So, a lady thought I was trying to kidnap her child today.
At least, I think that’s what she thought as she saw her toddler following a trail of peppermint gum on the ground leading to me, hunched over like the creepy witch in Hansel and Gretel. It’s kind of hilarious to me that anyone would think I would want to steal their child, since I’d rather get a habeñero extract enema than take care of a toddler*, but whatever. I guess this lady didn’t have a copy of my current toddler/enema cost benefit analysis fact sheet, so I shouldn’t blame her.
What happened is, a few weeks ago I bought a couple of those Big-E-Paks of peppermint Eclipse on account of my three-cups-of-coffee morning routine makes my breath smell like rotting corpse anus and I was going through packs of gum like there was no tomorrow. I put the tubs o’gum in my purse as I walked out of the store and, naturally, by the next morning the tops had both popped open and sent 400 pieces of gum swirling down into the depths of my purse. Instead of corralling the loose gum like a normal person, I decided it would be way easier to leave it there and just ram my hand down into the bottom of my purse whenever I want a piece of gum. Upside: Spares me the clearly enormous hassle of opening the container and shaking out a piece. Downside: The looks people give you when you reach your hand into your purse, grab a mysterious, unwrapped object and pop it into your mouth.

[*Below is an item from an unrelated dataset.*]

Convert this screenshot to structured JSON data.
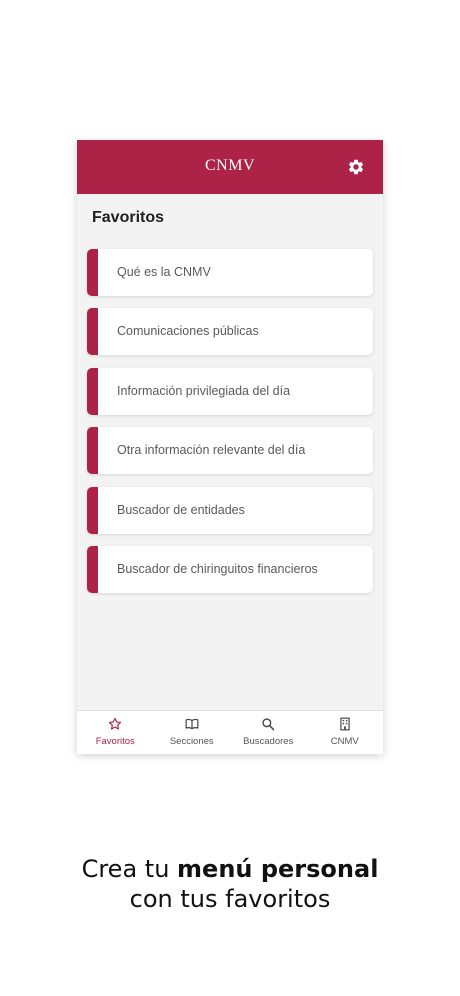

Contributing to this deliciously white-trash ritual is my wallet, which refuses to stay shut on account of it is stuffed with all the money I make at my incredibly high-paying job, and also, the clasp is broken. Which means that gum often becomes wedged inside my wallet so that when I pull it out and open it, a ton of pieces shower to the floor – kind of like a Skittles commercial, if Skittles changed its slogan from “Taste the rainbow” to “Taste the dirty underbelly of a musty purse.” Usually I try and pass it off like it’s totally normal to leave behind a magical trail of sweets, and I was employing that method in line at the store yesterday when a toddler crawling on the ground by his mom’s feet spotted my treasure trove of gum and made a beeline toward me. I’m not a total monster, so my first instinct was to bend down to make sure he didn’t put any of it in his mouth. I can only imagine his mom’s surprise when she turned around to see me lording over the gum trailhead, reaching out toward her child. She literally ran over to where I was standing and snatched him up while giving me a super dirty look, like a person with GUM RAINING FROM HER PURSE would have the stealth skills required to kidnap a child.
If you were wondering, this story doesn’t have a point, except that I’d rather be telling it than calling back a lady who wants me to write a news article about how she’s Dog the Bounty Hunter’s secret daughter. Oh, my life.
*Except my cute little nephew, who I am delighted to take care any time he is not pooping or screaming.